Lange habe man beim 17. Juni 1953 nur an ein paar hundert streikende Bauarbeiter in der früheren Stalinallee in Ostberlin gedacht, sagte Eppelmann. "Doch es war ein Volksaufstand und es war eigentlich auch schon ein Sieg." Dessen sei man sich jedoch bis vor zehn Jahren weder in Ost- noch Westdeutschland bewusst gewesen.
Der CDU-Politiker mahnte, in der Erinnerungsarbeit auch schmerzhafte Erfahrungen nicht zu vergessen. Die friedlichen Demonstrationen von rund zwei Millionen DDR-Bürgern und der Fall der Berliner Mauer im Herbst 1989 ließen sich nur erklären, wenn man sich auf die Niederschlagung des Aufstands am 17. Juni 1953 und den Beginn des Mauerbaus am 13. August 1961 beziehe.

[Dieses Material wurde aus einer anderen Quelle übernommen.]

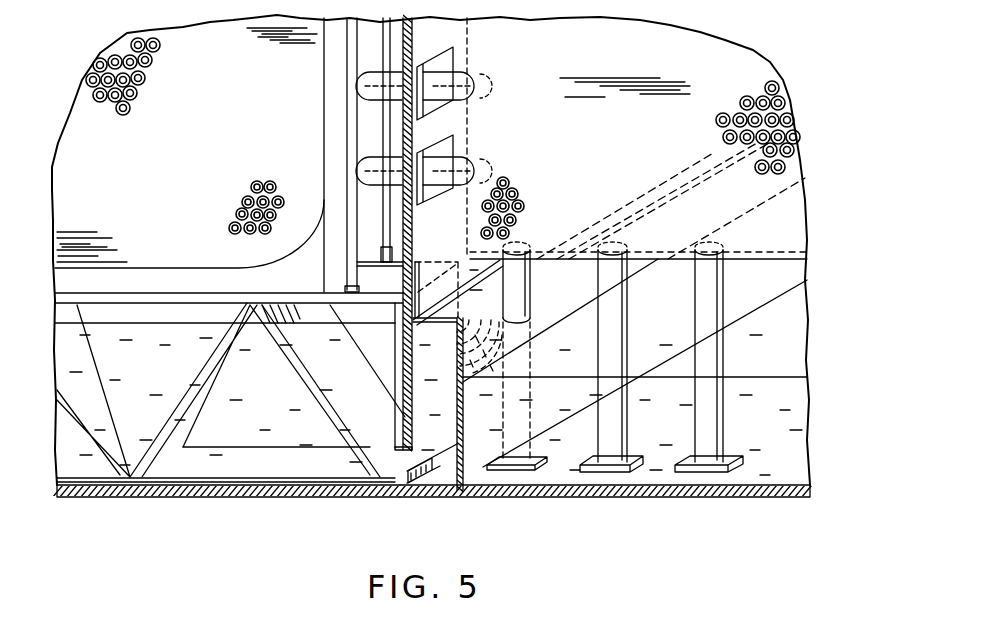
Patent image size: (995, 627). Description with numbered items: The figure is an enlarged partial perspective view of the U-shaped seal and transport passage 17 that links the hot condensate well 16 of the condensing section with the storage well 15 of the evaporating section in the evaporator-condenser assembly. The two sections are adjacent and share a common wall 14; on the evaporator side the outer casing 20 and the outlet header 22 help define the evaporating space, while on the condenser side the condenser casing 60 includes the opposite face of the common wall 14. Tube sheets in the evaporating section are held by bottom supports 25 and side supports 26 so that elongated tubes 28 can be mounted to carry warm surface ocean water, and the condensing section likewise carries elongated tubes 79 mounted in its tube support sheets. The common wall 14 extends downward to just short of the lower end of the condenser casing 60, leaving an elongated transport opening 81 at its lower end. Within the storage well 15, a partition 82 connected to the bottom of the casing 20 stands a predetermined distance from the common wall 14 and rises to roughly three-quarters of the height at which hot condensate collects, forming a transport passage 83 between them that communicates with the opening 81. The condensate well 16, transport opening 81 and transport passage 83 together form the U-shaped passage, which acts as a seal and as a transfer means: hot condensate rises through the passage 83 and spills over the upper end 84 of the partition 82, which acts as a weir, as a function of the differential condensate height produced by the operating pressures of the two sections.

The common wall 14 is at (412, 240).
The storage well 15 is at (763, 303).
The condensate well 16 is at (230, 387).
The U-shaped seal and transport passage 17 is at (400, 374).
The evaporating section casing 20 is at (700, 494).
The outlet header 22 is at (655, 240).
The bottom supports 25 is at (532, 295).
The side supports 26 is at (458, 83).
The elongated tubes 28 is at (524, 192).
The condenser casing 60 is at (157, 497).
The condenser tubes 79 is at (146, 80).
The transport opening 81 is at (430, 450).
The partition 82 is at (457, 410).
The transport passage 83 is at (440, 390).
The upper end of partition 84 is at (491, 308).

"17. Juni in den Lehrplan"
In den vergangenen Jahren habe sich das Wissen über die Ereignisse des 17. Juni wieder verbreitet, sagte Eppelmann. Vor allem im Jahr 2003, beim 50. Jahrestag des Volksaufstands, sei ein Durchbruch in der öffentlichen Wahrnehmung auch durch viele Kino- und Fernsehfilme gelungen. "Wir dürfen aber nicht satt und zufrieden sein", warnte der frühere Pfarrer. Ganz wichtig sei, dass überall dort, wo unterrichtet werde - also an Schulen und Hochschulen - der 17. Juni in den Lehrplan aufgenommen werde.